The report, however, said that efforts were still needed to lower the business costs, for further simplification of procedures and to make India even more favourable business destination.
Ernst & Young (E&Y) said that the report, prepared on the basis of a survey of 1,000 entrepreneurs across the G-20 nations, has substantiated India’s premier position as an emerging hub for entrepreneurial activity and innovation.
It said that 98% of the entrepreneurs surveyed believed that Indian culture encourages entrepreneurship, as compared to 80% for the rapid growth markets and 72% for the mature economies.
The study has been released ahead of a G-20 Summit in Cannes, France, to be attended by the leaders of the G-20 nations, including Prime Minister Manmohan Singh.
The G-20 is a block of the world’s 20 leading economies including the US, UK, France, Germany, Japan, China, Russia and India.

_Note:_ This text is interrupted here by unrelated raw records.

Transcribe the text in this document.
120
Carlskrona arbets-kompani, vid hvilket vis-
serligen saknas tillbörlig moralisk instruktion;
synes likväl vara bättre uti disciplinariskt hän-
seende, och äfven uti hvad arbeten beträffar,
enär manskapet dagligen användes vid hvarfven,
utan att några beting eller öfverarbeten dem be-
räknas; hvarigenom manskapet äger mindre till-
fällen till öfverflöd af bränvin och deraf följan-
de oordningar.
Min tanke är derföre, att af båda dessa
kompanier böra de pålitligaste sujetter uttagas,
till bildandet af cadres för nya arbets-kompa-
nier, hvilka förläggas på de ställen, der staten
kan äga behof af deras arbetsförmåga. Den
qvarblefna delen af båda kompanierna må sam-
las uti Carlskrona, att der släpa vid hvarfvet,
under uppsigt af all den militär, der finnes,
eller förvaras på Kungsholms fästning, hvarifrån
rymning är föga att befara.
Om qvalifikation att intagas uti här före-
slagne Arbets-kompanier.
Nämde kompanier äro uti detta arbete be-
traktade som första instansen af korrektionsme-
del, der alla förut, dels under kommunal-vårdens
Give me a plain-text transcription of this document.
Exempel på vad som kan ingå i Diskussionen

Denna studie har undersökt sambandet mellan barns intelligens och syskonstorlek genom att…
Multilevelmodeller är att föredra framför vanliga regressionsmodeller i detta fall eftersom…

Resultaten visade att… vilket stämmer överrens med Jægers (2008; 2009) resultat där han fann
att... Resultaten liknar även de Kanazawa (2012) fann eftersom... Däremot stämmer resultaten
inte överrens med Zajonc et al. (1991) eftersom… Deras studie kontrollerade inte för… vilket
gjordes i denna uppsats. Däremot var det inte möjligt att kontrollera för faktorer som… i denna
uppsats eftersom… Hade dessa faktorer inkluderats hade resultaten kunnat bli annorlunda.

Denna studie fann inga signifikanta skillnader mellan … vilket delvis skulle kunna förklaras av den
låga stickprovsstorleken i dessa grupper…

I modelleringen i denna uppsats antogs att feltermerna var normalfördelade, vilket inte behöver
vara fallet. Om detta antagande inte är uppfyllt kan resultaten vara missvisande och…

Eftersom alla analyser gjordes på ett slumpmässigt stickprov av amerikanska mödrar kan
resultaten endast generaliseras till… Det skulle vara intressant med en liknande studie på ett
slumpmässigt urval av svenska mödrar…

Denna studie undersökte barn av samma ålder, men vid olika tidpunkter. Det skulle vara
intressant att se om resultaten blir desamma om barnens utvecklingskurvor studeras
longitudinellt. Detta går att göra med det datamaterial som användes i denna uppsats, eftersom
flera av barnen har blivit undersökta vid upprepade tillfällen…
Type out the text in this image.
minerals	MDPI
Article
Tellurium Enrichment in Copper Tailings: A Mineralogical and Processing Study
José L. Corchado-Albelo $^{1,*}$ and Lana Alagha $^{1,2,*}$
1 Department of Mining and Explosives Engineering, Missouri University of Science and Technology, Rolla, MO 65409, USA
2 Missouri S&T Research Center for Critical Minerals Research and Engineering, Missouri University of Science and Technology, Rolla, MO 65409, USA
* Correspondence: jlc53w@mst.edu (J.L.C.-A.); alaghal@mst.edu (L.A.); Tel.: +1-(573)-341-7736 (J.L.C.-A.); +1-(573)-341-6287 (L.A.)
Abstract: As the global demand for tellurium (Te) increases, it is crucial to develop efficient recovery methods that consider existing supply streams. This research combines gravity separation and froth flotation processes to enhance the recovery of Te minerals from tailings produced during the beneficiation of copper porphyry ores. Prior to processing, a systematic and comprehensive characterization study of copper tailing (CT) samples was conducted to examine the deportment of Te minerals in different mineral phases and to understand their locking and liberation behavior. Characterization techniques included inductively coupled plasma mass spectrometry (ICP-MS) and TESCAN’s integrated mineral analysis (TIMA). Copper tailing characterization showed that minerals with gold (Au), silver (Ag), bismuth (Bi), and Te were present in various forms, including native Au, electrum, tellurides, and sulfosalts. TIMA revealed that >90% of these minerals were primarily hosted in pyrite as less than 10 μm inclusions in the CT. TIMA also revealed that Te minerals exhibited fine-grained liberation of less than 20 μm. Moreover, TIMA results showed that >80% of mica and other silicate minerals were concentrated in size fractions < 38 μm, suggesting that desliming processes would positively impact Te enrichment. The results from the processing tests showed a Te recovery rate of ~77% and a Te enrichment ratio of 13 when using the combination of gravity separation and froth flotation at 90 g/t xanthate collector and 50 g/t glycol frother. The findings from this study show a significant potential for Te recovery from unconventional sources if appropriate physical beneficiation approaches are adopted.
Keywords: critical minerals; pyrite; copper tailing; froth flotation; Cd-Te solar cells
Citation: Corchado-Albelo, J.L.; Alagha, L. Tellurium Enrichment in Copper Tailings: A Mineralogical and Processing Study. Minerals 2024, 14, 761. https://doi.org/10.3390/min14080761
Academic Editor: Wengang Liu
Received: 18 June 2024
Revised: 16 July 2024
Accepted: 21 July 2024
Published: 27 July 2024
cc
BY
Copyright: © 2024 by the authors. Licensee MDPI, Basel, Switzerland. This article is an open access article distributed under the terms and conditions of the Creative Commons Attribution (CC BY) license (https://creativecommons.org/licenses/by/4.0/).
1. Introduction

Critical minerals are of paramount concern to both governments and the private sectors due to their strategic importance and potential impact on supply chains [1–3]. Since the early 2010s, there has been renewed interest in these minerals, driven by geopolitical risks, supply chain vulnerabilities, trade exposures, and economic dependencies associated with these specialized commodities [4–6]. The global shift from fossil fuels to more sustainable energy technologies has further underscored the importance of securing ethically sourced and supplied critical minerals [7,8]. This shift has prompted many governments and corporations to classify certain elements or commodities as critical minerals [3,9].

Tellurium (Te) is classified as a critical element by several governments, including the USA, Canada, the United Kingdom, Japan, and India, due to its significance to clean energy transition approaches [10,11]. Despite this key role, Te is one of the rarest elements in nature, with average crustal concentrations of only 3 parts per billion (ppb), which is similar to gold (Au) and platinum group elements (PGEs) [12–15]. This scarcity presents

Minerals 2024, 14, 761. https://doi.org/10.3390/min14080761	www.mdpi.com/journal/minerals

The report, released at the G-20 Young Entrepreneurs Summit in France, found that the costs of starting a business in India has declined by 5.5% since 2005.

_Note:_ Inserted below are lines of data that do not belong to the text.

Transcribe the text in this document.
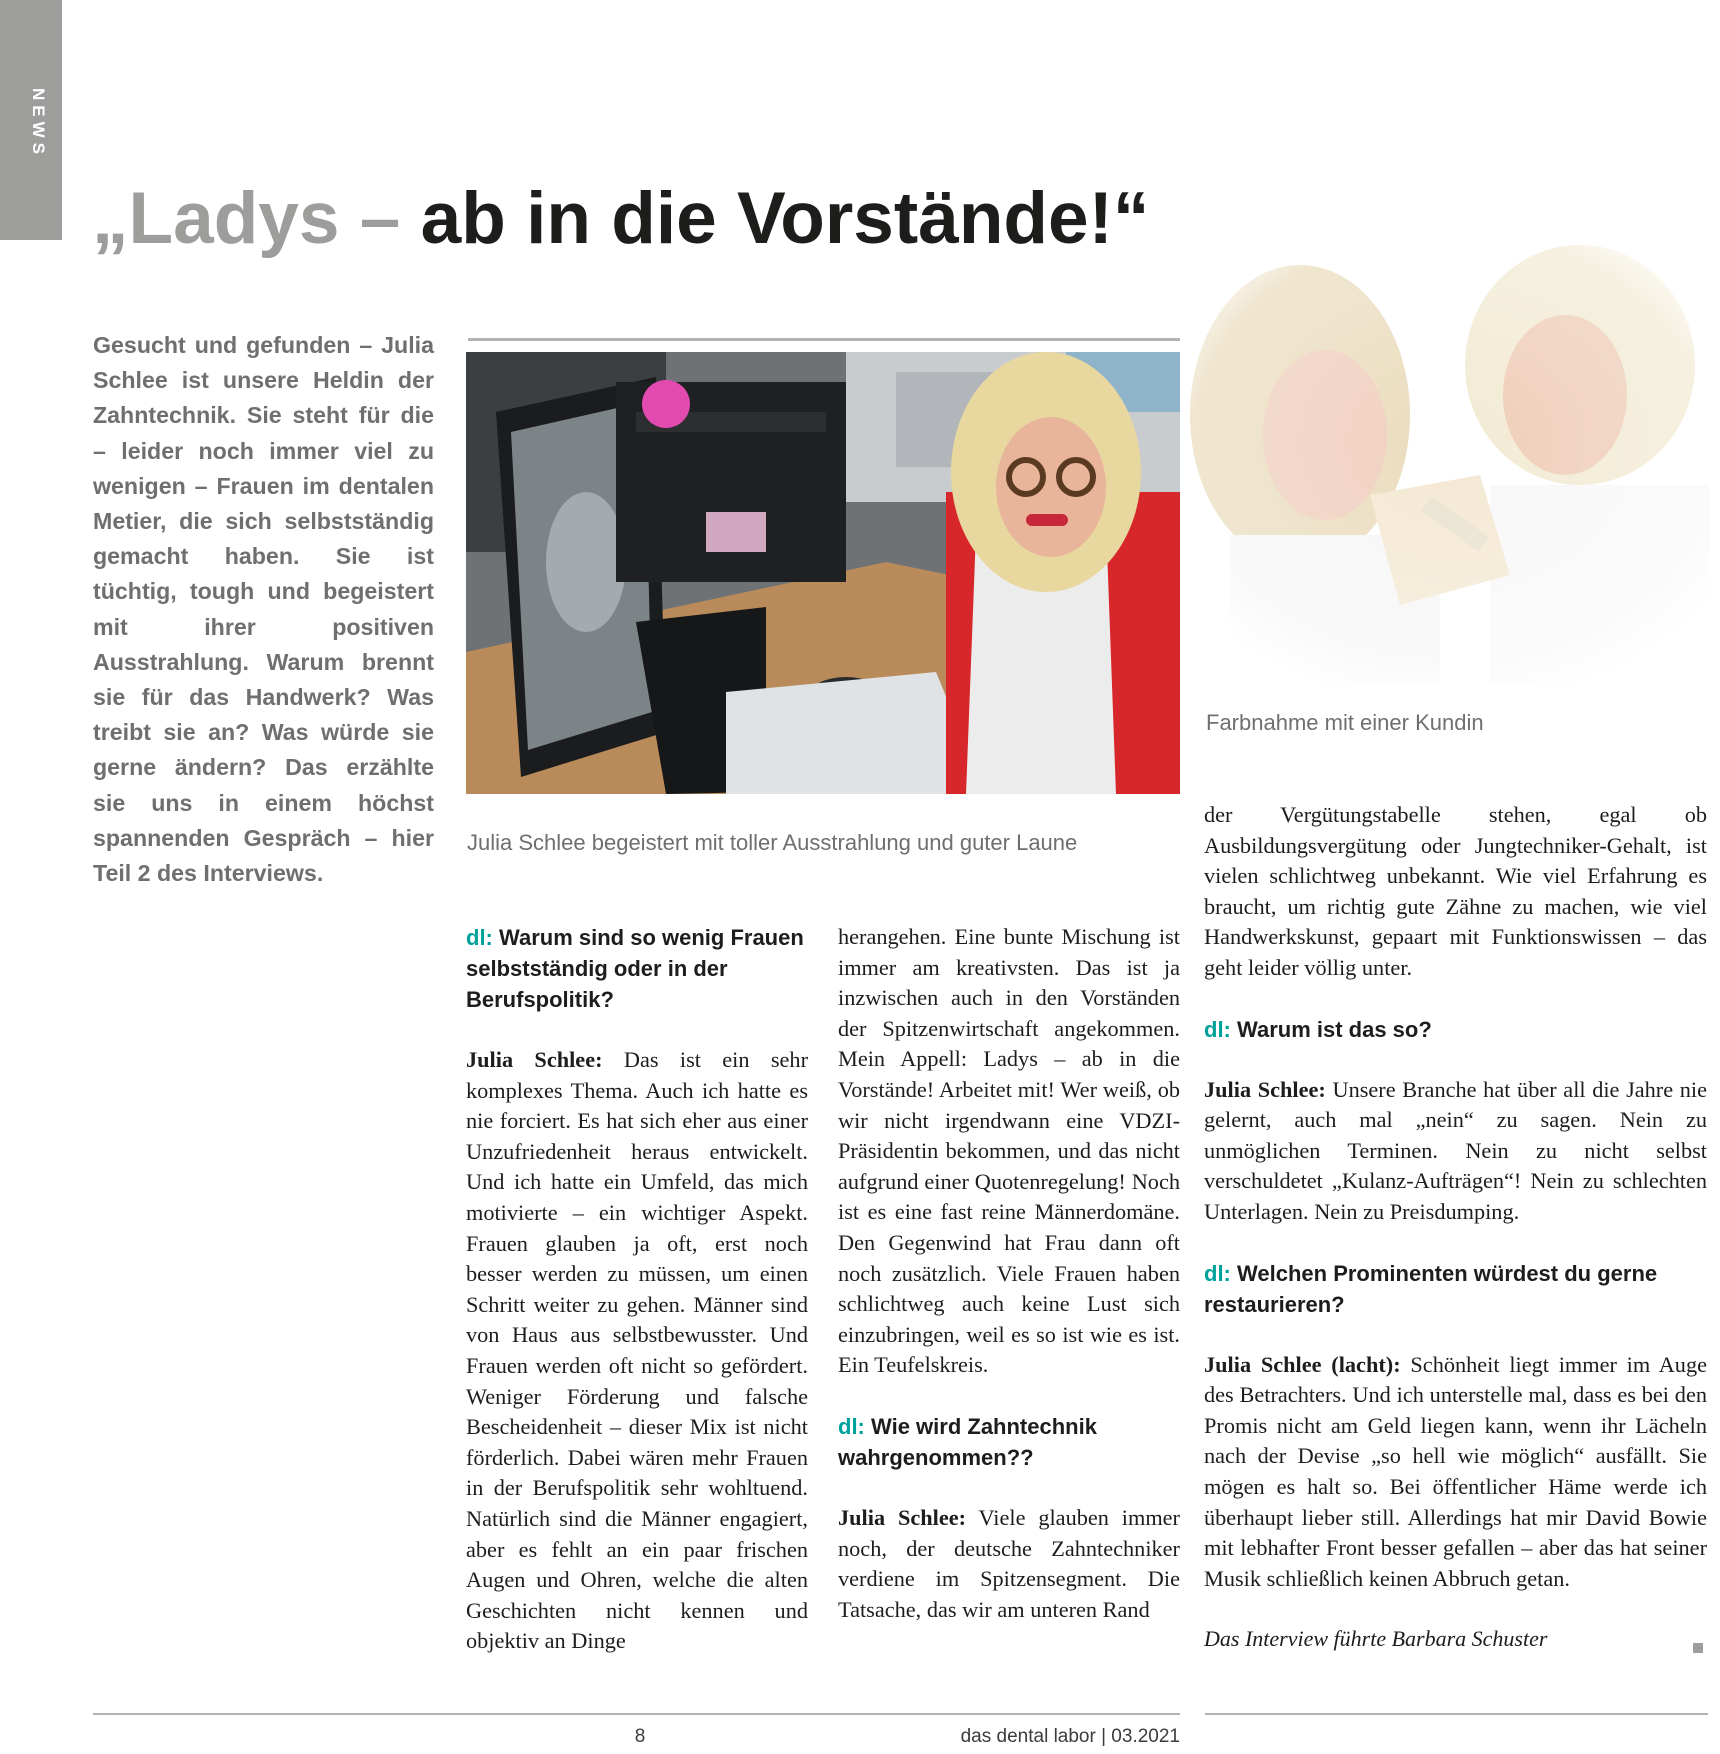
NEWS
„Ladys – ab in die Vorstände!“
Gesucht und gefunden – Julia Schlee ist unsere Heldin der Zahntechnik. Sie steht für die – leider noch immer viel zu wenigen – Frauen im dentalen Metier, die sich selbstständig gemacht haben. Sie ist tüchtig, tough und begeistert mit ihrer positiven Ausstrahlung. Warum brennt sie für das Handwerk? Was treibt sie an? Was würde sie gerne ändern? Das erzählte sie uns in einem höchst spannenden Gespräch – hier Teil 2 des Interviews.
Julia Schlee begeistert mit toller Ausstrahlung und guter Laune
Farbnahme mit einer Kundin

dl: Warum sind so wenig Frauen selbstständig oder in der Berufspolitik?

Julia Schlee: Das ist ein sehr komplexes Thema. Auch ich hatte es nie forciert. Es hat sich eher aus einer Unzufriedenheit heraus entwickelt. Und ich hatte ein Umfeld, das mich motivierte – ein wichtiger Aspekt. Frauen glauben ja oft, erst noch besser werden zu müssen, um einen Schritt weiter zu gehen. Männer sind von Haus aus selbstbewusster. Und Frauen werden oft nicht so gefördert. Weniger Förderung und falsche Bescheidenheit – dieser Mix ist nicht förderlich. Dabei wären mehr Frauen in der Berufspolitik sehr wohltuend. Natürlich sind die Männer engagiert, aber es fehlt an ein paar frischen Augen und Ohren, welche die alten Geschichten nicht kennen und objektiv an Dinge

herangehen. Eine bunte Mischung ist immer am kreativsten. Das ist ja inzwischen auch in den Vorständen der Spitzenwirtschaft angekommen. Mein Appell: Ladys – ab in die Vorstände! Arbeitet mit! Wer weiß, ob wir nicht irgendwann eine VDZI-Präsidentin bekommen, und das nicht aufgrund einer Quotenregelung! Noch ist es eine fast reine Männerdomäne. Den Gegenwind hat Frau dann oft noch zusätzlich. Viele Frauen haben schlichtweg auch keine Lust sich einzubringen, weil es so ist wie es ist. Ein Teufelskreis.

dl: Wie wird Zahntechnik wahrgenommen??

Julia Schlee: Viele glauben immer noch, der deutsche Zahntechniker verdiene im Spitzensegment. Die Tatsache, das wir am unteren Rand

der Vergütungstabelle stehen, egal ob Ausbildungsvergütung oder Jungtechniker-Gehalt, ist vielen schlichtweg unbekannt. Wie viel Erfahrung es braucht, um richtig gute Zähne zu machen, wie viel Handwerkskunst, gepaart mit Funktionswissen – das geht leider völlig unter.

dl: Warum ist das so?

Julia Schlee: Unsere Branche hat über all die Jahre nie gelernt, auch mal „nein“ zu sagen. Nein zu unmöglichen Terminen. Nein zu nicht selbst verschuldetet „Kulanz-Aufträgen“! Nein zu schlechten Unterlagen. Nein zu Preisdumping.

dl: Welchen Prominenten würdest du gerne restaurieren?

Julia Schlee (lacht): Schönheit liegt immer im Auge des Betrachters. Und ich unterstelle mal, dass es bei den Promis nicht am Geld liegen kann, wenn ihr Lächeln nach der Devise „so hell wie möglich“ ausfällt. Sie mögen es halt so. Bei öffentlicher Häme werde ich überhaupt lieber still. Allerdings hat mir David Bowie mit lebhafter Front besser gefallen – aber das hat seiner Musik schließlich keinen Abbruch getan.

Das Interview führte Barbara Schuster

8	das dental labor | 03.2021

Besides, time to start a business in India has fallen from 56.5 days in 2005 to 29 days in 2010. However, 71% of the respondents from India recommended a further simplification of procedures to start a business.
In the survey, 80% of Indian entrepreneurs reported improved access to funding, including bank loans. However, it cautions that steadily rising interest rates could weigh on lending growth in the future.
A large majority (80%) opined that funding from private equity has improved by over 500% since 2005, while about two-third of respondents (67%) said that initial public offerings have improved the access to funds.
The report also said that an active role of media and direct involvement of families have also had a strong impact in improving the perception of entrepreneurship in India in the last five years.
“We have always known India to be a hotbed of entrepreneurship, despite the hurdles in its business and regulatory environment.
“Indian entrepreneurs have made their mark both in India as also at a global level,” Farokh Balsara, partner and national leader at Ernst & Young Entrepreneur of the year programme said.